Feb 4, 2011 16:04 GMT  ·  By

Croatian authorities have set forth a plan to regulate the Danube with embankments, stones and groins. Conservationists have already began protesting the measures violently, as implementing them would literally mean destroying the river and its ecosystem.

The plan is not aimed at the Danube exclusively, but rather at all the larger rivers that pass through or originate in Croatia. Representatives from national NGO, EuroNatur, and the World Wildlife Fund for Nature (WWF) have complained to the European Union against the plans.

According to the documents they set forth, the Croatian Water Management Authority plans to go against European norms regarding the regulation of flowing waters on national territories.

The Croatian plans would have most likely never drawn such attention had the Danube not been one of the largest and multi-national river in the entire world. It pass through numerous countries, before finally flowing into the Black Sea, through the impressive Danube Delta.

The river originates in Germany, and passes through Austria, Slovakia, Hungary, Croatia, Serbia, Bulgaria, Moldova, the Ukraine, before reaching the end of its course in Romania.

Scientists say that river plays an important role in supporting a large number of ecosystems and habitats along its banks, whose Croatian sections are currently being threatened with destruction. National authorities in the central European country want to turn them into a canal.
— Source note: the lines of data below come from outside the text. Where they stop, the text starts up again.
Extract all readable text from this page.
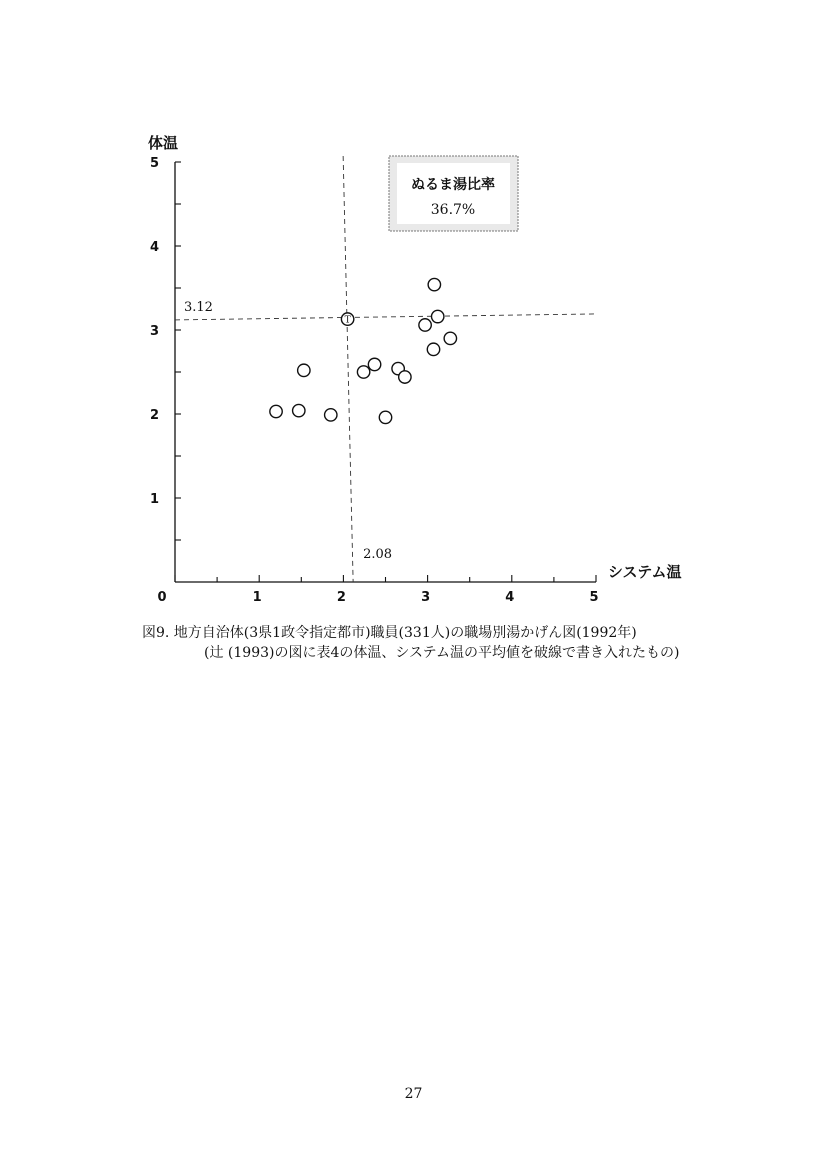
0	1	2	3	4	5
1
2
3
4
5
3.12
2.08
T
ぬるま湯比率
36.7%
体温
システム温
図9. 地方自治体(3県1政令指定都市)職員(331人)の職場別湯かげん図(1992年)
(辻 (1993)の図に表4の体温、システム温の平均値を破線で書き入れたもの)
27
“We are very much concerned that new planned river regulation projects along all major rivers in Croatia are threatening unique natural areas and counteracting efforts of the EU to bring water management in line with EU policy and law,” explains Arno Mohl.

“Specifically, we are concerned about the planned large-scale river regulation schemes, sediment extraction and irrigation projects along the Danube, Drava, Mura, Sava and Neretva Rivers,” adds the expert, who is the principal freshwater expert for WWF Austria.

“These are river management plans of last century. European river authorities are suggesting [more] ecologically acceptable methods of river management that leave more space for the rivers,” he says.

“They are doing this because we now realize that a naturally functioning river not only has more life than a canal, but it also provides natural mechanisms to better deal with droughts and floods,” the WWF official goes on to say.

“The regulation plans are the biggest attack on Croatian and European natural heritage since the country became independent,” a joint statement from Croatian NGO says.

“We urge the EU Commission to help stop this old fashioned way of river management and urge the Croatian government to impose a moratorium on these plans,” the declaration goes on to say.